Besides having Spanish-language pro-Trump surrogates, the bread and butter of the RNC message appears to be an anti-Hillary Clinton one. Officials pointed to a May surrogate call where Republicans asked for talking points, wanting to know “every single thing about Hillary Clinton, her immigration stance, and all her flip flops.”
Democratic pollster Fernand Amandi called comparing the favorability of Trump and Clinton among Latinos, a “false equivalency.”
“The Hispanic community has long had an appreciation for the Clintons,” he said, noting that she did well with Latinos both in 2008 and again this cycle. “But there is no more unpopular figure in the United States today with the Hispanic electorate than Donald Trump.”

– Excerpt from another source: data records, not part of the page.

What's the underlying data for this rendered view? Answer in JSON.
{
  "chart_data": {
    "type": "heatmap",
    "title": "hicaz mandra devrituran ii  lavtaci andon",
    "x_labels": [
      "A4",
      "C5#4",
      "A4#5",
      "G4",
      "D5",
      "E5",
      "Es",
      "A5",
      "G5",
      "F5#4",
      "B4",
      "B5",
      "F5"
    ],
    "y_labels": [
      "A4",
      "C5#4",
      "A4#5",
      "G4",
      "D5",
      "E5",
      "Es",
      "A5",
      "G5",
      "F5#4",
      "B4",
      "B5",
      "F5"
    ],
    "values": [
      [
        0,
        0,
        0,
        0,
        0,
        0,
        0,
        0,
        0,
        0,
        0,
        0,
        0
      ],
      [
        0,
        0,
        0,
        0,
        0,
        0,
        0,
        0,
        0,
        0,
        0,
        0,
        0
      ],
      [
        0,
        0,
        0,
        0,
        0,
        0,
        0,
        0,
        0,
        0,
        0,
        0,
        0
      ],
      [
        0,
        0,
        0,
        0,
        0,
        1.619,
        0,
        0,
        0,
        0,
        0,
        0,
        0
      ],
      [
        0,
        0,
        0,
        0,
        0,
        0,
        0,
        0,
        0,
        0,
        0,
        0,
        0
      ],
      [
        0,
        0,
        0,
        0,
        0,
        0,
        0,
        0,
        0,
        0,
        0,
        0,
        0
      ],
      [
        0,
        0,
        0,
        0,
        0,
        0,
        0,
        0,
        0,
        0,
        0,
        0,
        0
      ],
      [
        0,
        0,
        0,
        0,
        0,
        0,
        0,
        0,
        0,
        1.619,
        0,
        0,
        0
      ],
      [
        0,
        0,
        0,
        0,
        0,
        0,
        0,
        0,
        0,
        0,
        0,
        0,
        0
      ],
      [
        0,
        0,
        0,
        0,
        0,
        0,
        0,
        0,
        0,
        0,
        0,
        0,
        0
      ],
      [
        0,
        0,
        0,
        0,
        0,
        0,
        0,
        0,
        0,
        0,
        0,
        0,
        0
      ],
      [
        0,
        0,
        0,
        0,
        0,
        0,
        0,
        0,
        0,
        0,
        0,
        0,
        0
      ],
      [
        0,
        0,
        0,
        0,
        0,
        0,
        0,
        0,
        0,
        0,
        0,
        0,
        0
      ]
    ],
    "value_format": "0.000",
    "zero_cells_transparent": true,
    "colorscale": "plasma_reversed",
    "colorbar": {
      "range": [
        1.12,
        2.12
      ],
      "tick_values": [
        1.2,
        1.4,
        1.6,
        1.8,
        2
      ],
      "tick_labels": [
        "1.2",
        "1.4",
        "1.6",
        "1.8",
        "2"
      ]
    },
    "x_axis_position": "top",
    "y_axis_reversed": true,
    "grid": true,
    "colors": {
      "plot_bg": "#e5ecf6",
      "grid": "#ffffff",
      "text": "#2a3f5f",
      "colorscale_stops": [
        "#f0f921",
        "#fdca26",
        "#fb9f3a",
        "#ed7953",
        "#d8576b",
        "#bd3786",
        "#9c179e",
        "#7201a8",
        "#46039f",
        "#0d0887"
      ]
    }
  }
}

The likelihood that Trump will do badly, and perhaps historically so, with Latinos, means conservatives are coming up with creative suggestions for Hispanic voters. Aguilar says they should leave the presidential ballot empty and instead take care of those further down the ballot.
Rene Plasencia is one of those down ballot Republicans. A feather in the cap of the RNC, the Orlando native won his race to become a Florida state representative in 2014, but now must contend with being on the ballot along with Trump. He personally thinks he will do fine because he is from the community and because he’s Hispanic (Cuban and Puerto Rican, in heavily Puerto Rican Orlando). But in his community, he knows many have strong feelings about Trump.
“Walking among Hispanic homes, Trump is not very popular,” he said. It’s “the culture around him. It seems like it’s a non-inclusive, divisive culture. People here are trying to build communities, have strong schools, and safe streets. He doesn’t seem helpful to that.”
Most frustratingly for many Latino Republicans is that this is not a new development. The 2013 Growth and Opportunity Project stated that “If Hispanic Americans perceive that a GOP nominee or candidate does not want them in the United States (i.e. self-deportation), they will not pay attention to our next sentence.”
It is these concerns that lead to fears of a down ballot blowout, among some GOP Latinos.
“If Cory Gardner was running on the ballot now,” Aguilar said of the lauded Colorado senator, “he would fair the same.”